J-J shook his head, leafing through the file. “No, but they think he was shot sometime between 1984 and 1987.”
“And once again our German professor is the connection,” said the brigadier. “His brother, his dig and now his disappearance.”
“This Basque, the unidentified corpse, wasn’t he shot at the time of the dirty war?” Bruno asked the flickering video image, and then he turned to Carlos. “Remember, we talked about it the day we first met. If he was a victim of the dirty war, maybe there is something that could identify him in the Spanish records.”
“Not many records were kept, for obvious reasons,” Carlos said, scribbling a note to himself. “And then they were very thoroughly sanitized. The commission of inquiry in the Grupos Antiterroristas de Liberacion had a terrible job trying to reconstruct it all. But I’ll check with Madrid, see if they have anything.”
“I’ll e-mail you the forensic report,” said J-J. “There’s some detail on the clothing, but nothing that really helps us beyond giving us a rough date, like the Swatch he wore. His nose had been broken in childhood, that’s about it. And the electric wire that was used to bind his hands was made in Germany, but it was on sale all over Europe.”
“And I’ll arrange a search of our own files,” said the brigadier. “A lot of those killings took place on French soil. I remember we even arrested four of your agents in Bayonne, Carlos, trying to kidnap somebody they claimed was the head of ETA. Some of their colleagues then kidnapped somebody else to secure their re
lease.”
“Jose Mari Larraetxea,” said Carlos, his voice somber. “He was the head of ETA at the time. It was a very embarrassing operation.”
“Our German professor could be a kidnap victim,” said Bruno, thinking that nobody else seemed much concerned about Horst’s fate. “You saw my report on the scene at his house, the bloodstains and the marks of someone being dragged.”

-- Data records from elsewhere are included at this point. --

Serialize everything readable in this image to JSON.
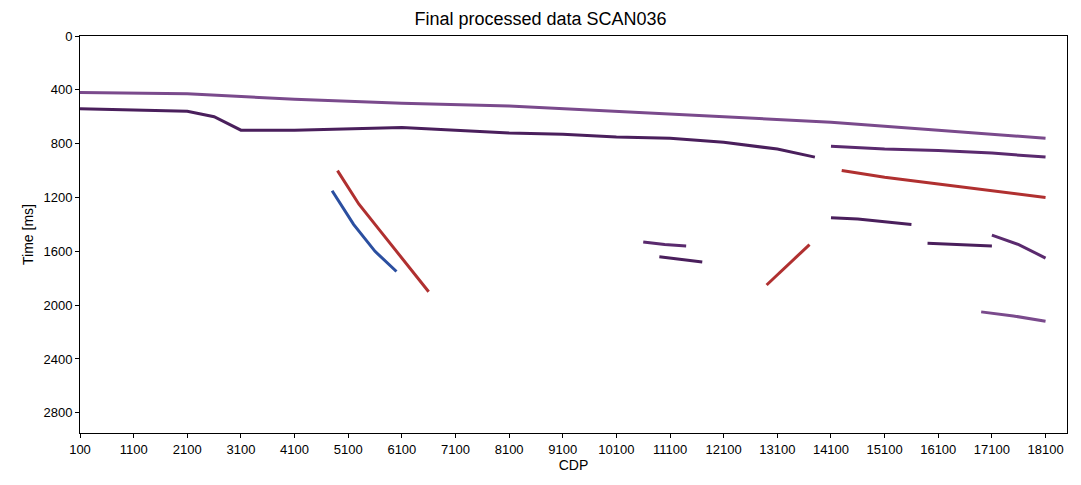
{
  "chart_data": {
    "type": "line",
    "title": "Final processed data SCAN036",
    "x_label": "CDP",
    "y_label": "Time [ms]",
    "xlim": [
      100,
      18500
    ],
    "xticks": [
      100,
      1100,
      2100,
      3100,
      4100,
      5100,
      6100,
      7100,
      8100,
      9100,
      10100,
      11100,
      12100,
      13100,
      14100,
      15100,
      16100,
      17100,
      18100
    ],
    "ylim": [
      2950,
      0
    ],
    "yticks": [
      0,
      400,
      800,
      1200,
      1600,
      2000,
      2400,
      2800
    ],
    "grid": false,
    "series": [
      {
        "color": "#4a1f5c",
        "line_style": "solid",
        "x": [
          100,
          1100,
          2100,
          2600,
          3100,
          4100,
          5100,
          6100,
          7100,
          8100,
          9100,
          10100,
          11100,
          12100,
          13100,
          13800
        ],
        "values": [
          540,
          550,
          560,
          600,
          700,
          700,
          690,
          680,
          700,
          720,
          730,
          750,
          760,
          790,
          840,
          900
        ]
      },
      {
        "color": "#7a4a8c",
        "line_style": "solid",
        "x": [
          100,
          2100,
          4100,
          6100,
          8100,
          10100,
          12100,
          14100,
          16100,
          18100
        ],
        "values": [
          420,
          430,
          470,
          500,
          520,
          560,
          600,
          640,
          700,
          760
        ]
      },
      {
        "color": "#5a2a6e",
        "line_style": "solid",
        "x": [
          14100,
          15100,
          16100,
          17100,
          18100
        ],
        "values": [
          820,
          840,
          850,
          870,
          900
        ]
      },
      {
        "color": "#b03030",
        "line_style": "solid",
        "x": [
          14300,
          15100,
          16100,
          17100,
          18100
        ],
        "values": [
          1000,
          1050,
          1100,
          1150,
          1200
        ]
      },
      {
        "color": "#4a1f5c",
        "line_style": "solid",
        "x": [
          14100,
          14600,
          15100,
          15600
        ],
        "values": [
          1350,
          1360,
          1380,
          1400
        ]
      },
      {
        "color": "#4a1f5c",
        "line_style": "solid",
        "x": [
          15900,
          16500,
          17100
        ],
        "values": [
          1540,
          1550,
          1560
        ]
      },
      {
        "color": "#5a2a6e",
        "line_style": "solid",
        "x": [
          17100,
          17600,
          18100
        ],
        "values": [
          1480,
          1550,
          1650
        ]
      },
      {
        "color": "#b03030",
        "line_style": "solid",
        "x": [
          4900,
          5300,
          5700,
          6100,
          6600
        ],
        "values": [
          1000,
          1250,
          1450,
          1650,
          1900
        ]
      },
      {
        "color": "#2b4fa0",
        "line_style": "solid",
        "x": [
          4800,
          5200,
          5600,
          6000
        ],
        "values": [
          1150,
          1400,
          1600,
          1750
        ]
      },
      {
        "color": "#5a2a6e",
        "line_style": "solid",
        "x": [
          10600,
          11000,
          11400
        ],
        "values": [
          1530,
          1550,
          1560
        ]
      },
      {
        "color": "#4a1f5c",
        "line_style": "solid",
        "x": [
          10900,
          11300,
          11700
        ],
        "values": [
          1640,
          1660,
          1680
        ]
      },
      {
        "color": "#b03030",
        "line_style": "solid",
        "x": [
          12900,
          13300,
          13700
        ],
        "values": [
          1850,
          1700,
          1550
        ]
      },
      {
        "color": "#7a4a8c",
        "line_style": "solid",
        "x": [
          16900,
          17500,
          18100
        ],
        "values": [
          2050,
          2080,
          2120
        ]
      }
    ]
  }
}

“All that could have been staged,” said Isabelle. “But what worries me most about all this is our almost complete lack of intelligence on this ETA active service unit. It’s said to have been based in France for months now, and all we have is one name, Michel-I can’t pronounce this-Goikoetxea, and a photograph of him at age eighteen. He’s now what, almost forty.”
“Mikel Goikoetxea, he’s named after his father, one of the ETA leaders,” said Carlos, “killed by a GAL sniper in Bayonne in 1983. The son is forty next year, and we’ve never laid eyes on him, since he was arrested at a student demonstration. What can I say? They have very good security. It’s almost impossible for a non-Basque to infiltrate them.”

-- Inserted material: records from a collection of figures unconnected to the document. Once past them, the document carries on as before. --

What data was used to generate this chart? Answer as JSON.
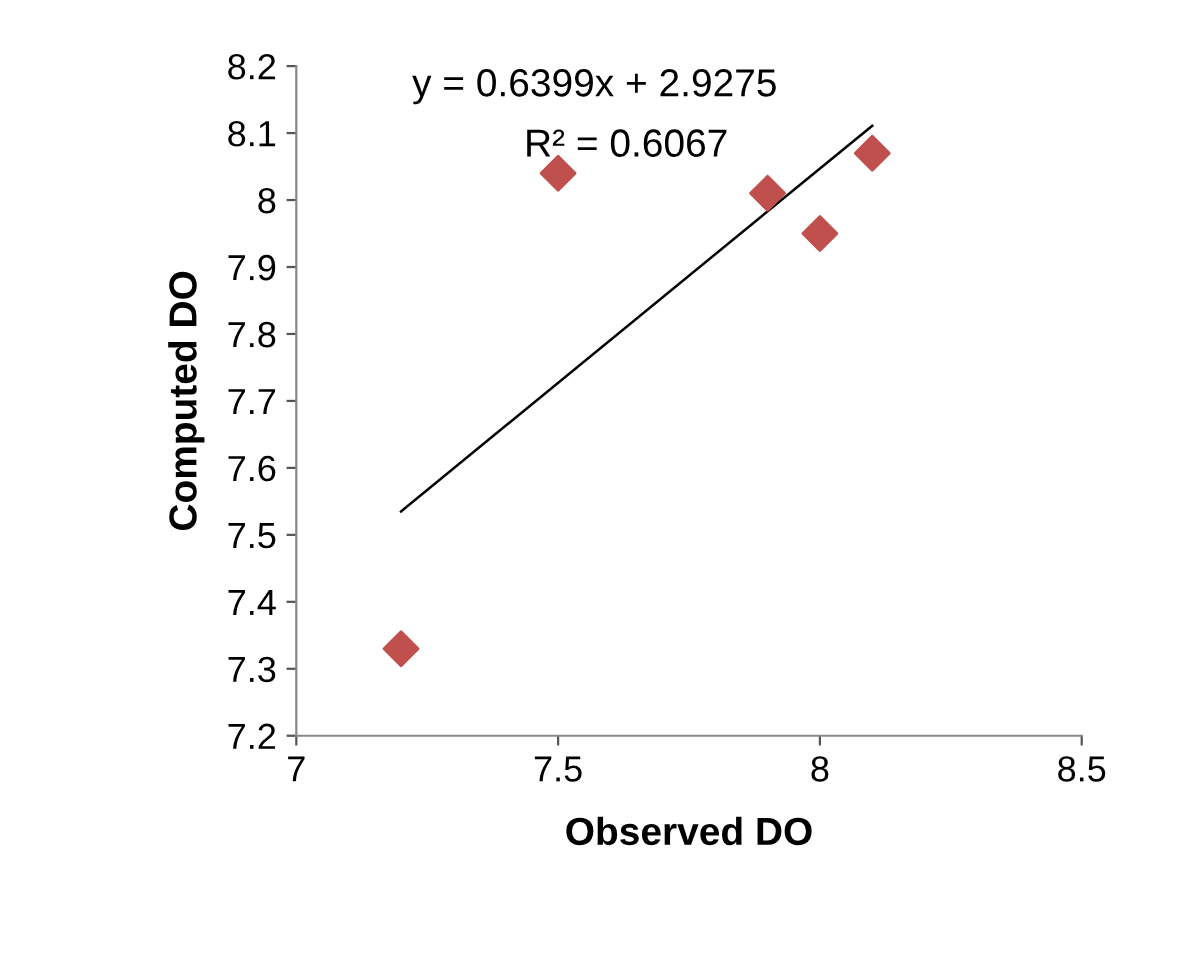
{
  "chart_data": {
    "type": "scatter",
    "xlabel": "Observed DO",
    "ylabel": "Computed DO",
    "annotations": [
      "y = 0.6399x + 2.9275",
      "R² = 0.6067"
    ],
    "series": [
      {
        "color": "#c0504d",
        "marker": "diamond",
        "x": [
          7.2,
          7.5,
          7.9,
          8.0,
          8.1
        ],
        "values": [
          7.33,
          8.04,
          8.01,
          7.95,
          8.07
        ]
      },
      {
        "type": "line",
        "color": "#000000",
        "line_style": "solid",
        "x": [
          7.2,
          8.1
        ],
        "values": [
          7.535,
          8.111
        ]
      }
    ],
    "xlim": [
      7,
      8.5
    ],
    "xticks": [
      7,
      7.5,
      8,
      8.5
    ],
    "ylim": [
      7.2,
      8.2
    ],
    "yticks": [
      7.2,
      7.3,
      7.4,
      7.5,
      7.6,
      7.7,
      7.8,
      7.9,
      8,
      8.1,
      8.2
    ],
    "grid": false,
    "legend": false
  }
}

“And now we come to the latest drama,” said the brigadier. “Bruno, what do you know about this morning’s bombing? There was something on my car radio about a war on foie gras, but Isabelle e-mailed me that there could be a connection.”
“There’s certainly a connection with the dynamite theft from the local quarry,” Bruno replied. He explained that the dynamite that was used had come from the batch that was stolen the previous day and there was a scrawled slogan about animal rights on the side of the building.
“Is anything more known about any of these students?” asked the brigadier.
“We put through a routine inquiry to all the relevant foreign police, but nothing of significance came back,” Isabelle said. “I’ll do it again with a priority code, and with a special request under your name asking for a full security readout on the two students directly involved in the earlier attacks.”